To get the most out of it, make sure your lungs are working properly:
Single leg mini squat
Although single-leg mini squats strengthen some of the muscles that work with the lungs, the exercises target these muscles somewhat differently. According to Dr. Candy, “Single-leg mini-squats require more balance to control their legs, so they usually help the hip abductors and hip rotator muscles to be stronger than the lungs, but not the gluteus maximus.”
- Stand up straight with good posture, and engage your core as soon as you lift one foot off the ground.
- Bend your knees and buttocks at the supporting legs. When you sit back in the squat, go as deep as you can handle.
- You can gently lean on a surface for balance, but try to use your supporting legs to stand back up – do not lean on your arms.
- Repeat 10 to 15 times on each side.
Walking on your heels with your toes up may seem ridiculous, but it can help strengthen the anterior tibialis anterior muscle. “It helps to make sure that you lift your toes properly when you move your feet, so that they do not drag you to the ground,” says Dr. Candy. This exercise can also help keep your puck from “slapping” the ground and help absorb shock. Ultimately, it can help prevent shin splints, a common and sometimes debilitating injury among walkers and runners.
- Keep your core tight and your posture long, walk 30 to 50 meters on your heels and then walk backwards.

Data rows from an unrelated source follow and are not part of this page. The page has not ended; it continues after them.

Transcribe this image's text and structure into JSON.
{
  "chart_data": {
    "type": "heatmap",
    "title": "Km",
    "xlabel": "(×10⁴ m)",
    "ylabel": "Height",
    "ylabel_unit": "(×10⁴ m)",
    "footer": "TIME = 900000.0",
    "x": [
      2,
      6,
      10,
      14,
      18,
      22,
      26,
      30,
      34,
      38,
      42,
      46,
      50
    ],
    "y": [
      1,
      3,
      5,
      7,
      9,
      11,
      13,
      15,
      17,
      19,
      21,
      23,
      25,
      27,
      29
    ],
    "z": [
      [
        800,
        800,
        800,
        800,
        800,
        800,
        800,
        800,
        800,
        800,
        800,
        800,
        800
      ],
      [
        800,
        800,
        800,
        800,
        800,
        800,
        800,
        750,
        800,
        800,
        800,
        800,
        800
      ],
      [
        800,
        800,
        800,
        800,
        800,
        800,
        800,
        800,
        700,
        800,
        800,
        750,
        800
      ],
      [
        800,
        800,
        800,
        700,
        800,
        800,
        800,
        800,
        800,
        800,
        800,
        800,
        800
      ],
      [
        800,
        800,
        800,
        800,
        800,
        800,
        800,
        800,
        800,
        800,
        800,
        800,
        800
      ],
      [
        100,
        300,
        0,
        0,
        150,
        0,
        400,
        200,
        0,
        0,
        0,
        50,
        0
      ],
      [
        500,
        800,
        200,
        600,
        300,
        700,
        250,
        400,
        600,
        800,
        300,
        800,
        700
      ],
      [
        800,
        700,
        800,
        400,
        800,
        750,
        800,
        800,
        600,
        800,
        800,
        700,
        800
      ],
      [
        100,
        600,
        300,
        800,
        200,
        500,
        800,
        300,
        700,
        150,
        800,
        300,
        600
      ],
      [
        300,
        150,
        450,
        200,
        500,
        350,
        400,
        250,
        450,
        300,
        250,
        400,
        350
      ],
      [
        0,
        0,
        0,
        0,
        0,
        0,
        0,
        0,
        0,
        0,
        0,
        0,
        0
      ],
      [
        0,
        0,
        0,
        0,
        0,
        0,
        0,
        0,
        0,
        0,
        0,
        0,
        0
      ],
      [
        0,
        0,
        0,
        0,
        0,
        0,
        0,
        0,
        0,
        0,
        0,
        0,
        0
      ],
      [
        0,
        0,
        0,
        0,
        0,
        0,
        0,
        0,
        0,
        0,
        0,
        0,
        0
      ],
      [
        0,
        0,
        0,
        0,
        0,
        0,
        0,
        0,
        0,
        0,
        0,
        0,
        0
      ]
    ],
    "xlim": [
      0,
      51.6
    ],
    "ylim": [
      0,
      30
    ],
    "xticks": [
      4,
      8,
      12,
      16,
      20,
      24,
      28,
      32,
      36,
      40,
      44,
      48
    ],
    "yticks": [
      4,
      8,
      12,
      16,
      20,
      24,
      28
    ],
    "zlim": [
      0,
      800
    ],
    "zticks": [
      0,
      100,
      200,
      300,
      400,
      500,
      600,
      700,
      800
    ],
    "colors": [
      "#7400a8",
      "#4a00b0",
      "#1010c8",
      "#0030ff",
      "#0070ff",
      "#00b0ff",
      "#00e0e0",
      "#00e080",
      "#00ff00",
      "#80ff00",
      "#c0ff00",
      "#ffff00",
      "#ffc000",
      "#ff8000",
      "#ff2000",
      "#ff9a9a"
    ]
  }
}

- Repeat two to three times.
Extra tips for safe summer walks
Build your mileage slowly: Increasing your activity level too fast can cause injury. “After the winter, a lot of people get cabin fever and they are motivated to go out and start walking routines,” says Dr. Candy. “However, if you start walking too much too early, you can cause an injury that prevents you from walking as much as you would like during the rest of the summer.”
Drinking lots of water: Sweating more than you think. Being properly hydrated can help your muscles recover.

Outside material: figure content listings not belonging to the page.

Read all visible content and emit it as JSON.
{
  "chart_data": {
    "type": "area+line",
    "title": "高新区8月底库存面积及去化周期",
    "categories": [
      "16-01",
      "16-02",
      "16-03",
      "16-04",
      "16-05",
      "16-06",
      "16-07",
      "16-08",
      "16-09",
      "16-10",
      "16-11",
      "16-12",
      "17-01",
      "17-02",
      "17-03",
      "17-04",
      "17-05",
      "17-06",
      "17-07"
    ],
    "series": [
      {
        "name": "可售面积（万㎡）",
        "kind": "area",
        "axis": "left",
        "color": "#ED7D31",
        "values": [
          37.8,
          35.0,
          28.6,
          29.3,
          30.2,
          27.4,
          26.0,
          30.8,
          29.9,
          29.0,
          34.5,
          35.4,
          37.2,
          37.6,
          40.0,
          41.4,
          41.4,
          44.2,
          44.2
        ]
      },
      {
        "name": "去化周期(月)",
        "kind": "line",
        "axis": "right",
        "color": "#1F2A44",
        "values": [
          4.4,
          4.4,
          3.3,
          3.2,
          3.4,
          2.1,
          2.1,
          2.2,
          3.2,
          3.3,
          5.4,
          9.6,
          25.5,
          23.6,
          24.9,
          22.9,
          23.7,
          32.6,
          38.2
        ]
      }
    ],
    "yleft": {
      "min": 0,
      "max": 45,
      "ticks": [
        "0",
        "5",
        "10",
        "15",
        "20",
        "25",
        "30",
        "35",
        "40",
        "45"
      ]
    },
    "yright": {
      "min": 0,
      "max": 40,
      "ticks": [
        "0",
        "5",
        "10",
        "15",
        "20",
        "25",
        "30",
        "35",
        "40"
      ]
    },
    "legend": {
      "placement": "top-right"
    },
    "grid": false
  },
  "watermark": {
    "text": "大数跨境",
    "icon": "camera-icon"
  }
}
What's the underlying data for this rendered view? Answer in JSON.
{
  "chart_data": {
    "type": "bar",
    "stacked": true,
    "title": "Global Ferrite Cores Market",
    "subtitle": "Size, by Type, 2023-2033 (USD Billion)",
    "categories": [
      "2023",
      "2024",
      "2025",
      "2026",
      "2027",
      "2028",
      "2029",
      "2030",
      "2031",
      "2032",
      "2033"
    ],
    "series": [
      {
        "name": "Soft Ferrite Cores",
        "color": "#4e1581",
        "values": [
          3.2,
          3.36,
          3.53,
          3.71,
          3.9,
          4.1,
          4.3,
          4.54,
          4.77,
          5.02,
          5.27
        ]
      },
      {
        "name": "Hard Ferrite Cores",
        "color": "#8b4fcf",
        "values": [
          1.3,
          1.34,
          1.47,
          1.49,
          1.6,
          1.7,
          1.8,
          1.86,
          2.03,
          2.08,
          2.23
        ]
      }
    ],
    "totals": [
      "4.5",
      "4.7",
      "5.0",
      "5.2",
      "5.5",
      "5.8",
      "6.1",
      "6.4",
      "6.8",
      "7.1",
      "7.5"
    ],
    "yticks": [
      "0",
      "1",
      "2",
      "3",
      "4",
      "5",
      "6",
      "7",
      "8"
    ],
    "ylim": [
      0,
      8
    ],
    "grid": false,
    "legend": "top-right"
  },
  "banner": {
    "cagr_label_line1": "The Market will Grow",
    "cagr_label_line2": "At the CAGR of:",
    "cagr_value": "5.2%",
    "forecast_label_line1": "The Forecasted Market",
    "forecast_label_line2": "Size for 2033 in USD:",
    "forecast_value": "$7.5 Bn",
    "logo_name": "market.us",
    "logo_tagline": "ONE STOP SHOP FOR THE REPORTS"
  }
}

Get enough sleep: The body needs to recover from excess activity. Practice good sleep hygiene with a regular sleep routine to optimize your rest.
Eat nutritious food: Your body needs nutrients like protein, vitamins, minerals and adequate energy to repair tissues after exercise.
Don’t ignore the pain: “If you have pain that is more than just a pain, or if it is bothersome and doesn’t seem to go away, contact a physical therapist to check it out and find out what you can do to walk more safely. , “Advises Dr. Candy.